Meslek örgütünün etkinliklerine katılmak “suç” mudur? bu nedenle hukuki bir yaptırım uygulanabilir mi?


  • Temmuz 07, 2010
  • 3706

 

Bilindiği gibi meslek örgütünün çalışma koşulları, özlük haklarına yönelik yaptığı etkinlikler Bakanlık ve/veya İl Sağlık Müdürlüğü ile Başhekimlerin; katılımı düşürmeye yönelik tehdit, gözdağı, engelleme gibi tutumlarıyla karşılaşabilmektedir.

Bu nedenle “bu etkinliklere katılmak, ‘suç’ mudur?” sorusunun yanıtlanması gerekmektedir.

1- İŞ BIRAKMA EYLEMLERİ YÖNÜNDEN

a) Belirtmek gerekir ki, Anayasa ile kurulmuş olan meslek örgütlerinin, gerek kendi mesleki alanlarına ilişkin, gerekse üyelerinin yaşadığı/karşı karşıya kaldığı problemlere ilişkin tespitlerde bulunması, talep ve önerilerini oluşturması, bu doğrultuda ilgili Bakan ve Bakanlıklar nezdinde girişimlerde bulunması, görev ve yetkisinin de bir gereğidir. Nitekim 6023 sayılı Türk Tabipler Birliği Yasası gereğince de, meslek örgütü olan tabip odalarının, mesleğin haysiyetini ve meslektaşların hukuk ve menfaatlerini korumak/savunmak görevi bulunmaktadır. Kaldı ki, Türkiye’nin en büyük meslek örgütlerinden biri olan TTB’nin, kendi görev alanına ilişkin faaliyet yürütmesi Anayasamızca da düzenlenmiştir.

İstanbul Tabip Odası da, Anayasamızın 135. maddesine göre kurulmuş, kamu kurumu niteliğindeki meslek örgütüdür. 6023 sayılı Türk Tabipleri Birliği Kanunu’nun 4. madde düzenlemesinde Tabip Odalarının yapmakla mükellef oldukları görevler sıralanmıştır.

6023 sayılı Yasa’nın 4. maddesine göre;

“a) …meslek geleneklerini muhafaza ve geliştirmeye çalışmak, 

b) Azalarının maddi ve manevi hak ve menfaatlerini korumak…

c) Halkın sağlığını korumaya…İş Kanunu ile sosyal kanunların ve bunlara bağlı nizamname ve talimatname hükümlerinin tatbikatında meslek ve meslektaşların hak ve menfaatlerini korumaya ….çalışmak”

Tabip Odalarının görevleridir.
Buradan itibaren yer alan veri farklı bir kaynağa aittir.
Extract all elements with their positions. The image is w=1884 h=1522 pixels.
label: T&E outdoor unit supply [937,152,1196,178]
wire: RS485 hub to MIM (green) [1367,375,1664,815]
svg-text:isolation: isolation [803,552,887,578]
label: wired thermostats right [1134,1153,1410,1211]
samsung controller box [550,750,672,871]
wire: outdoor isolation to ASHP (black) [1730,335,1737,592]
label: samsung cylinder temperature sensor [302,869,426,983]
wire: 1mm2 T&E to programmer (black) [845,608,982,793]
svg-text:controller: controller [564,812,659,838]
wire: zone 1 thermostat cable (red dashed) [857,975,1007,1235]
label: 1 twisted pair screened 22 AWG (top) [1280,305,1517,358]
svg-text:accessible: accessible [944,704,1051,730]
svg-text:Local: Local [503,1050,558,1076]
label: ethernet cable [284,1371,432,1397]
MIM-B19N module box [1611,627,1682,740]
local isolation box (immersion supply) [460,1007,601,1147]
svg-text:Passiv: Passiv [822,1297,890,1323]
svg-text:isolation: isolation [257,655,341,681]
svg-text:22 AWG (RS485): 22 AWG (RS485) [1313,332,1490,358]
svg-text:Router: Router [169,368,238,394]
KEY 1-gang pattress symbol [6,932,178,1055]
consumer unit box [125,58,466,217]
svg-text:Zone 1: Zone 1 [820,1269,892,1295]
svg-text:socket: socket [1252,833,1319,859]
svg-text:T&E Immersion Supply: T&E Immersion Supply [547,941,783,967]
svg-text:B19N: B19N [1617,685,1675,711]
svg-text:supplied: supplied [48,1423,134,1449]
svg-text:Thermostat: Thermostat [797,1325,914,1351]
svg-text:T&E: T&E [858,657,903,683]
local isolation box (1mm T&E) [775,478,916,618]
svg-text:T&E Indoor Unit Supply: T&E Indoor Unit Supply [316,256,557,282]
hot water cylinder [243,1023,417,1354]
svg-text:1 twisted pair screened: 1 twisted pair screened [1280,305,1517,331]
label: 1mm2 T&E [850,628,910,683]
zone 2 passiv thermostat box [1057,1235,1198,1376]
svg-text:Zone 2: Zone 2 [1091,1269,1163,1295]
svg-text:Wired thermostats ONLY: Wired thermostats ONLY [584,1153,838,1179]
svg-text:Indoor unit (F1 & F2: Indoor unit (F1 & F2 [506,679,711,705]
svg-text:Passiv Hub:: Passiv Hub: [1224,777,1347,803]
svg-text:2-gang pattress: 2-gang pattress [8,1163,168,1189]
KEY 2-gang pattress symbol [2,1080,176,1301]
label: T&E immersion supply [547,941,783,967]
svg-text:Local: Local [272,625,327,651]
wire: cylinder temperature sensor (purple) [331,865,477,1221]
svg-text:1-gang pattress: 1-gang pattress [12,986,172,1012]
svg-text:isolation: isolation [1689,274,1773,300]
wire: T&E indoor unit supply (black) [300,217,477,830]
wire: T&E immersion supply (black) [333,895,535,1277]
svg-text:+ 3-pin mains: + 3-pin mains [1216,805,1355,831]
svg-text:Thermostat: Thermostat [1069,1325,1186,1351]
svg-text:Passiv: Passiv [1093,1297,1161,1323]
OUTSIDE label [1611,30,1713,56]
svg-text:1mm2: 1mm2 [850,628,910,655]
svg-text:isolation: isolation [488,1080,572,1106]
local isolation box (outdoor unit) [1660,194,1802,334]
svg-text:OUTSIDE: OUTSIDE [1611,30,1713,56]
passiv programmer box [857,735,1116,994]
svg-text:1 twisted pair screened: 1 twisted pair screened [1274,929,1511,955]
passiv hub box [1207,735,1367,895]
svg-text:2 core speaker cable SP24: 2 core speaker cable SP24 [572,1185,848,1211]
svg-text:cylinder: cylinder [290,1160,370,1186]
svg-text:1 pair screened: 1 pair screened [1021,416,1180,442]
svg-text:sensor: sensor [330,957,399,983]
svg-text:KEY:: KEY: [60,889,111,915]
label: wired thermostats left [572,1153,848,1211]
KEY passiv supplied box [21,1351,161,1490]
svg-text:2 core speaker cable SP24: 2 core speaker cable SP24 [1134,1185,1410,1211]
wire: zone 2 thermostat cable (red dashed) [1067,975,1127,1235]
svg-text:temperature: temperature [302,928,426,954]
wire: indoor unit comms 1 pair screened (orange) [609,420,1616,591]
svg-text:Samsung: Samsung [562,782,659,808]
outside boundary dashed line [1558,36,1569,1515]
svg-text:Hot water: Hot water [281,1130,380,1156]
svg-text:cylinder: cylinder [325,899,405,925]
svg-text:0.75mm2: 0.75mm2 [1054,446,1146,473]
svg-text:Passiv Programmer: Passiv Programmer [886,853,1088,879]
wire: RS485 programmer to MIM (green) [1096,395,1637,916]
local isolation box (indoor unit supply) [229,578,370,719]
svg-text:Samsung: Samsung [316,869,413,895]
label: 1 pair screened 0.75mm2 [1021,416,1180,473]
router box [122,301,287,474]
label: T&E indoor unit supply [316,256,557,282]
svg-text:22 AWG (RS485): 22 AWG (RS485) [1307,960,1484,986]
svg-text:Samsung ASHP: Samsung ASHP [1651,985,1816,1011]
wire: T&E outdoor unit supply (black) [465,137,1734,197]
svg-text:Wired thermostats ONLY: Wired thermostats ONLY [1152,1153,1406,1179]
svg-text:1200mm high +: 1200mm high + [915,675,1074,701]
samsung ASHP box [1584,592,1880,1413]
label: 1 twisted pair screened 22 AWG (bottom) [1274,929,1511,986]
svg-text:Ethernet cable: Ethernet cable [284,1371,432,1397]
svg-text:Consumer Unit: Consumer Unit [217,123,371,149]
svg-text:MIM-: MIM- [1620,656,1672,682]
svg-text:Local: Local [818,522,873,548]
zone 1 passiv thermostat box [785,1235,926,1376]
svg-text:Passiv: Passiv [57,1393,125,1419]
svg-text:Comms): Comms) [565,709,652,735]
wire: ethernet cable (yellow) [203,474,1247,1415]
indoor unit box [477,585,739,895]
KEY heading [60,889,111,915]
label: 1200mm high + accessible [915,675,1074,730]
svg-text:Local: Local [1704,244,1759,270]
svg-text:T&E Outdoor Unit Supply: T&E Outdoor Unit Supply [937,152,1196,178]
Keza 28. madde düzenlemesine göre de;

“Sanat icrası hakkındaki kanunların ve bunlarla ilgili mevzuatın gereği gibi uygulanmasına yardım etmek”

görevleri bulunmaktadır.

Dolayısıyla hekimlerin meslek örgütü olan İstanbul Tabip Odası,  Anayasa ve 6023 yasanın hükümlerinden de anlaşıldığı üzere, üçlü görevle donatılmıştır. Buna göre; hekimlerin hak ve menfaatlerini korumanın yanı sıra mesleğin onur ve haysiyetini de koruyacak ve halk sağlığının korunması ve geliştirilmesi için de çalışmalar yürütecektir.
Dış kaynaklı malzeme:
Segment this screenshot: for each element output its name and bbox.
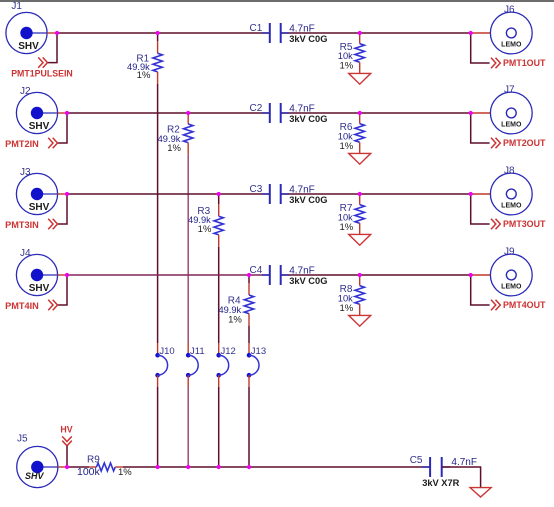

b) Ayrıca hekimlerin yaşadığı ve bir bütün olarak sağlık hizmetinde yaşanan problemlerin çözümünü talep etmek, bu konudaki görüşleri açıklamak Anayasamız ile de güvence altına alınan demokratik bir haktır. Üstelik bu hak, ülkemizin taraf olduğu başta Avrupa İnsan Hakları Sözleşmesi olmak üzere, uluslararası sözleşmeler ile de güvence altına alınmıştır.
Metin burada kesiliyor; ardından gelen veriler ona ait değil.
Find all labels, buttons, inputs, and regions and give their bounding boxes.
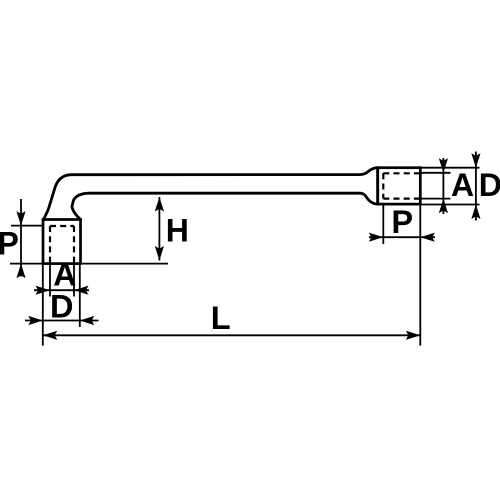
- dimension line D left: [25, 320, 99, 322]
- dimension line A right: [442, 158, 444, 214]
- dimension arrow H: [158, 197, 160, 261]
- right socket body: [378, 168, 421, 204]
- dimension line D right: [475, 152, 477, 221]
- extension line P-right left: [382, 204, 384, 244]
- arrowhead D-right bottom: [471, 205, 480, 220]
- right socket hidden hole dashed lines: [383, 173, 419, 198]
- extension line D-left outer left going down to L: [42, 264, 44, 346]
- arrowhead A-right top: [439, 158, 448, 173]
- dimension line P right: [369, 236, 435, 238]
- arrowhead D-left right: [80, 316, 95, 325]
- extension line A-left inner right: [73, 264, 75, 297]
- arrowhead H top: [155, 197, 164, 212]
- arrowhead L left: [43, 331, 58, 340]
- left socket body: [43, 220, 81, 264]
- arrowhead P-left bottom: [16, 264, 25, 279]
- svg-text:L: L: [211, 300, 231, 336]
- dimension line A left: [34, 289, 89, 291]
- extension line D-right bottom: [420, 204, 479, 206]
- arrowhead P-right right: [420, 233, 435, 242]
- arrowhead H bottom: [155, 246, 164, 261]
- arrowhead L right: [406, 331, 421, 340]
- left socket hidden hole dashed lines: [50, 226, 74, 264]
- svg-text:A: A: [53, 256, 76, 292]
- svg-text:H: H: [166, 213, 189, 249]
- arrowhead D-left left: [28, 316, 43, 325]
- extension line P-left top: [11, 225, 43, 227]
- arrowhead A-left left: [36, 286, 51, 295]
- extension line A-right bottom: [420, 198, 450, 200]
- extension line bottom face left (H and P reference): [10, 263, 168, 265]
- arrowhead P-right left: [369, 233, 384, 242]
- handle outline: [44, 168, 378, 220]
- svg-text:D: D: [50, 289, 73, 325]
- extension line D-right top: [420, 167, 479, 169]
- arrowhead D-right top: [471, 153, 480, 168]
- extension line L right: [419, 204, 421, 346]
- arrowhead P-left top: [16, 211, 25, 226]
- dimension line L: [43, 334, 421, 336]
- svg-text:A: A: [451, 167, 474, 203]
- svg-text:D: D: [479, 167, 500, 203]
- svg-text:P: P: [391, 204, 413, 240]
- arrowhead A-right bottom: [439, 199, 448, 214]
- extension line A-right top: [420, 172, 450, 174]
- svg-text:P: P: [0, 226, 19, 262]
- extension line A-left inner left: [49, 264, 51, 297]
- extension line D-left outer right: [79, 264, 81, 327]
- arrowhead A-left right: [74, 286, 89, 295]
- dimension line P left: [20, 199, 22, 277]
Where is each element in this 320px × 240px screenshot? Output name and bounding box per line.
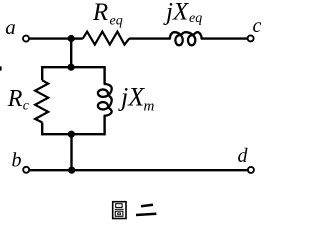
svg-text:a: a [5,15,16,39]
svg-text:d: d [238,145,249,167]
resistor Req [83,32,129,45]
svg-text:jX: jX [163,0,190,26]
left edge artifact [0,66,2,70]
right branch bottom lead [103,116,105,136]
terminal b [23,167,29,173]
svg-text:m: m [144,98,155,114]
svg-text:c: c [23,99,30,114]
wire inductor to terminal c [202,37,248,39]
box bottom bar [42,133,104,135]
svg-text:eq: eq [110,13,123,28]
inductor jXeq [170,32,202,45]
inductor jXm [98,84,112,116]
terminal d [248,167,254,173]
wire box bottom to bottom rail [70,134,72,170]
wire junction to resistor [71,37,83,39]
svg-text:R: R [92,0,108,26]
bottom rail wire [30,169,248,171]
junction box top [68,64,75,71]
svg-text:jX: jX [118,83,145,112]
caption character 二 [136,205,156,215]
wire a to junction [30,37,72,39]
box top bar [42,66,104,68]
svg-text:eq: eq [189,11,202,26]
svg-text:c: c [253,15,262,37]
svg-text:R: R [7,86,23,112]
wire resistor to inductor [129,37,170,39]
terminal a [23,36,29,42]
svg-text:b: b [12,149,22,171]
wire junction down to box top [70,39,72,68]
left branch top lead [41,66,43,80]
left branch bottom lead [41,122,43,135]
junction bottom rail [68,167,75,174]
caption character 圖 [113,202,126,219]
terminal c [248,35,254,41]
junction node a [68,35,75,42]
resistor Rc [35,80,48,122]
junction box bottom [68,131,75,138]
right branch top lead [103,66,105,84]
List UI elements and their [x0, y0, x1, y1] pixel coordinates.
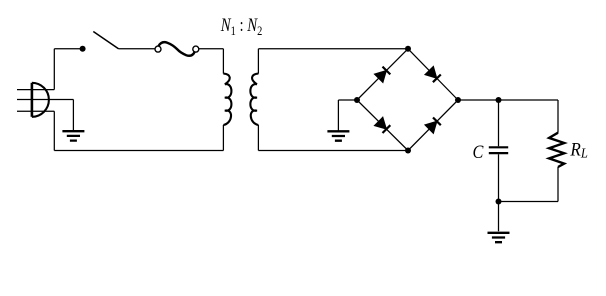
svg-text:N1 : N2: N1 : N2: [220, 14, 263, 38]
svg-text:C: C: [473, 141, 484, 162]
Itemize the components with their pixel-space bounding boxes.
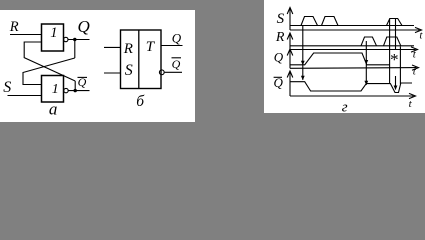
Q time axis with arrow <box>290 67 417 70</box>
junction dot Q (panel a) <box>73 38 76 41</box>
svg-text:R: R <box>123 41 133 57</box>
reference line V2 (R rise) with arrows <box>365 41 367 85</box>
logic gate D1 (OR-NOT, top) <box>42 24 64 51</box>
S waveform pulse 3 <box>387 19 403 26</box>
white panel right (timing diagram g) <box>264 0 425 113</box>
Qbar time axis with arrow <box>290 95 414 97</box>
svg-text:Q: Q <box>172 30 182 45</box>
svg-text:Q: Q <box>172 57 181 71</box>
svg-text:Q: Q <box>274 50 284 65</box>
svg-text:б: б <box>136 93 145 110</box>
wire Q output (panel b) <box>161 45 183 47</box>
svg-text:г: г <box>342 99 348 115</box>
svg-text:R: R <box>275 30 285 45</box>
R waveform low line <box>290 45 414 47</box>
R time axis with arrow <box>290 49 416 51</box>
white panel left (circuit a) <box>0 10 195 122</box>
inverter bubble gate D2 output <box>64 88 68 92</box>
wire R input to gate D1 <box>10 34 42 36</box>
reference line V4 (forbidden zone) with arrow <box>395 19 397 51</box>
S time axis with arrow <box>290 29 420 31</box>
svg-text:*: * <box>389 50 398 69</box>
svg-text:S: S <box>3 79 11 96</box>
svg-text:t: t <box>419 30 423 42</box>
svg-text:T: T <box>146 39 156 55</box>
divider line in block T <box>138 30 140 89</box>
overline of Qbar (panel b) <box>172 57 182 59</box>
trigger block T (panel b) <box>121 30 162 89</box>
svg-text:Q: Q <box>78 17 90 36</box>
svg-text:1: 1 <box>52 82 59 97</box>
R waveform pulse 2 <box>384 37 401 46</box>
S waveform pulse 1 <box>301 17 318 26</box>
wire diagonal Q to gate D2 input <box>23 58 75 85</box>
Q waveform <box>290 53 390 65</box>
junction dot Qbar (panel a) <box>74 89 77 92</box>
wire feedback from Qbar up <box>74 81 76 91</box>
wire R input (panel b) <box>104 46 121 48</box>
S waveform pulse 2 <box>322 17 339 26</box>
wire Q output (panel a) <box>68 39 90 41</box>
svg-text:1: 1 <box>50 25 57 41</box>
S waveform low line <box>290 25 414 27</box>
svg-text:S: S <box>277 11 285 27</box>
reference line V5 (forbidden zone end) <box>399 47 401 85</box>
wire Qbar output (panel b) <box>165 71 182 73</box>
Q value axis with arrow <box>289 51 291 69</box>
svg-text:а: а <box>49 100 58 119</box>
overline of Qbar (panel a) <box>78 76 88 78</box>
inverter bubble Qbar output (panel b) <box>159 70 164 75</box>
wire S input to gate D2 <box>8 95 42 97</box>
svg-text:t: t <box>409 98 413 110</box>
logic gate D2 (OR-NOT, bottom) <box>42 76 64 103</box>
Qbar value axis with arrow <box>289 73 291 97</box>
overline of Qbar label (timing) <box>274 76 282 78</box>
R value axis with arrow <box>289 34 291 50</box>
wire diagonal Qbar to gate D1 input <box>24 42 75 81</box>
svg-text:S: S <box>125 62 133 79</box>
R waveform pulse 1 <box>361 37 377 46</box>
wire S input (panel b) <box>104 72 121 74</box>
inverter bubble gate D1 output <box>64 37 68 41</box>
S value axis with arrow <box>289 9 291 30</box>
Qbar waveform <box>290 82 412 93</box>
wire Qbar output (panel a) <box>68 90 89 92</box>
wire feedback from Q down <box>74 40 76 59</box>
svg-text:R: R <box>9 19 19 35</box>
reference line V1 (S rise) with arrows <box>302 26 304 80</box>
reference line V3 (forbidden zone start) <box>389 19 391 85</box>
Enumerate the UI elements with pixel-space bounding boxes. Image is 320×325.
c) Çok açık ki, yukarıda alıntılar yaptığımız düzenlemeler olmasa dahi, kamu kurumu niteliğindeki bir meslek örgütünün “ücretimiz, iş güvencemiz ve sağlık hakkı” talepleriyle yani üyesi hekimlerin, mesleğin ve halk sağlığının içinde bulunduğu durumu resmetmek, eleştirilerini, çözüm önerilerini ve taleplerini iletmek üzere, açıklamalar yapması, bir baskı grubu oluşturarak, hükümetlerin ya da geniş anlamıyla idarenin icraatlarını etkilemeye çalışma hakkı vardır.

Hatta bu tür etkinlikleri gerçekleştirmek, örgütsel sorumluluğun, yani baskı grubu oluşturarak, “ortak çıkarları koruma” amacının olmazsa olmaz bir gereği ve sonucudur. Aksi halde, örgütlenme hakkının, temel insan hakları kategorisinde düzenlenmesinin de, bir özgürlük olarak güvence altına alınmasının da, bu hakkın İLO’ nun aşağıda aktaracağımız sözleşmeleri, Avrupa İnsan Hakları Sözleşmesi ve pek çok sayıdaki uluslararası sözleşme ile düzenlenmiş olmasının da bir anlamı kalmayacaktır.

Keza demokrasilerde baskı grubu olarak adlandırılan ve bir ülkenin demokratikliği açısından gösterge olarak kabul edilen sendika, meslek odası, demokratik kitle örgütü vb. sivil toplum örgütlerinin kurulmasının bir etki ve değeri kalmayacaktır.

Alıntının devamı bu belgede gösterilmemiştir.